Marc helped us refresh all our thematic work and build a defined view of where to focus our time. As part of that, we began conversations with Full Speed. Having someone with Marc’s experience and reputation undoubtedly made us a compelling buyer. Additionally, having a mentor like Marc serve as chairman created significant appeal for management. We were able to complete our due diligence in a short timeframe and quickly entered exclusivity.
Since we acquired the company nine months ago, we have been busy executing on the defined value creation strategy developed in partnership with Marc. We have focused on procurement, the efficient use of IT, better training, driving car counts and pricing. We have also made investments in franchising, new store builds and M&A, having already made 17 add-on acquisitions. Finally, with another operating partner, DJ Jenson, we initiated a new branding exercise. In short, having our operating partners involved gives us greater internal conviction and credibility with sellers and management, whilst allowing us to formulate and execute on disciplined and effective value-creation plans.
Staffing is clearly a key area for you. How are you approaching sourcing your next deal in this space?
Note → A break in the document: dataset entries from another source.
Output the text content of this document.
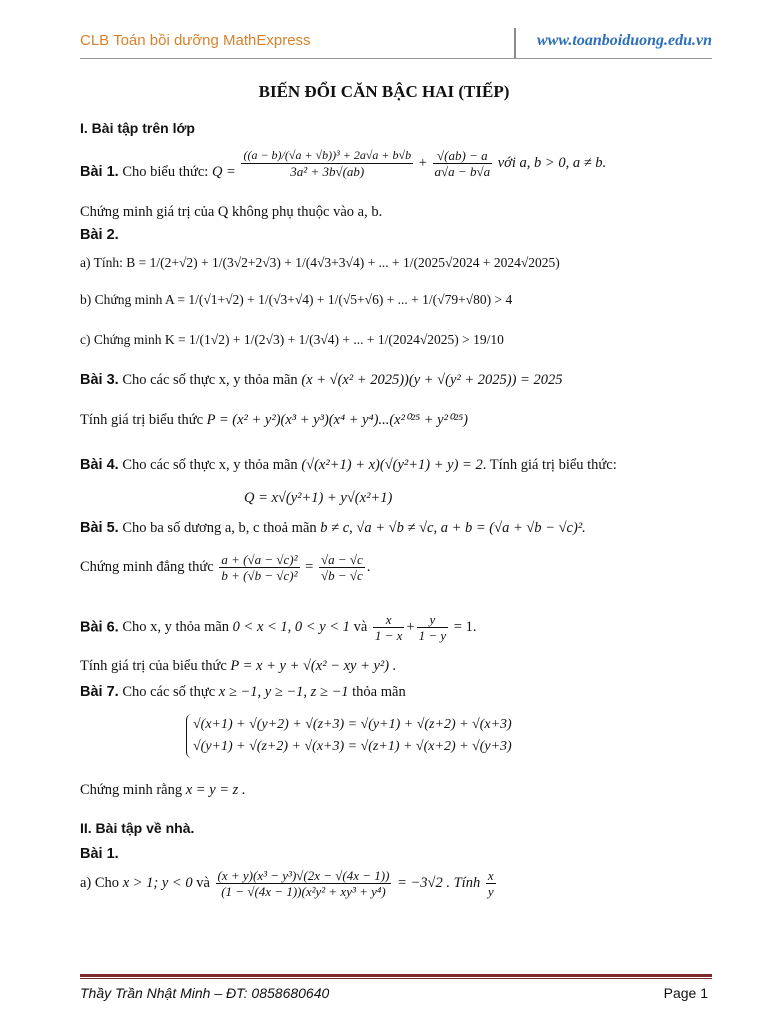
CLB Toán bồi dưỡng MathExpress	www.toanboiduong.edu.vn
BIẾN ĐỔI CĂN BẬC HAI (TIẾP)
I. Bài tập trên lớp
Bài 1. Cho biểu thức: $Q = \frac{\text{((a − b)/(√a + √b))³ + 2a√a + b√b}}{\text{3a² + 3b√(ab)}} + \frac{√(ab) - a}{a√a - b√a}$ với a, b > 0, a ≠ b.
Chứng minh giá trị của Q không phụ thuộc vào a, b.
Bài 2.
a) Tính: B = 1/(2+√2) + 1/(3√2+2√3) + 1/(4√3+3√4) + ... + 1/(2025√2024 + 2024√2025)
b) Chứng minh A = 1/(√1+√2) + 1/(√3+√4) + 1/(√5+√6) + ... + 1/(√79+√80) > 4
c) Chứng minh K = 1/(1√2) + 1/(2√3) + 1/(3√4) + ... + 1/(2024√2025) > 19/10
Bài 3. Cho các số thực x, y thỏa mãn (x + √(x² + 2025))(y + √(y² + 2025)) = 2025
Tính giá trị biểu thức P = (x² + y²)(x³ + y³)(x⁴ + y⁴)...(x²⁰²⁵ + y²⁰²⁵)
Bài 4. Cho các số thực x, y thỏa mãn (√(x²+1) + x)(√(y²+1) + y) = 2. Tính giá trị biểu thức:
Q = x√(y²+1) + y√(x²+1)
Bài 5. Cho ba số dương a, b, c thoả mãn b ≠ c, √a + √b ≠ √c, a + b = (√a + √b − √c)².
Chứng minh đẳng thức $\frac{\text{a + (√a − √c)²}}{\text{b + (√b − √c)²}} = \frac{√a - √c}{√b - √c}$ .
Bài 6. Cho x, y thỏa mãn 0 < x < 1, 0 < y < 1 và $\frac{x}{1 - x} + \frac{y}{1 - y} = 1$.
Tính giá trị của biểu thức P = x + y + √(x² − xy + y²) .
Bài 7. Cho các số thực x ≥ −1, y ≥ −1, z ≥ −1 thỏa mãn
√(x+1) + √(y+2) + √(z+3) = √(y+1) + √(z+2) + √(x+3)
√(y+1) + √(z+2) + √(x+3) = √(z+1) + √(x+2) + √(y+3)
Chứng minh rằng x = y = z .
II. Bài tập về nhà.
Bài 1.
a) Cho x > 1; y < 0 và $\frac{\text{(x + y)(x³ − y³)√(2x − √(4x − 1))}}{\text{(1 − √(4x − 1))(x²y² + xy³ + y⁴)}} = -3√2$ . Tính $\frac{x}{y}$
Thầy Trần Nhật Minh – ĐT: 0858680640	Page 1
ED: There are real advantages to being a repeat investor in a given theme. We have probably looked at more than 100 add-ons in staffing over the years, so we are well aware of many businesses in the market. Some of these may have matured into potential platform investments over time. We work hard to develop relationships with key constituents in the space and our historical involvement means that we often get an early call on opportunities.
We are very proactive about building relationships and, in particular, focus on speaking with founder-led or closely held businesses. A lot of these founders and management teams want to remain invested and share in the upside through a minority position. They really care about who their next owner is and are focused on what we can add on M&A, strategy, business development, operational improvement and talent upgrades. They want a partner that can help get them get to the next level, which they often can’t do on their own. These are the opportunities that we focus on, rather than sellers that are just looking to exit for the last dollar.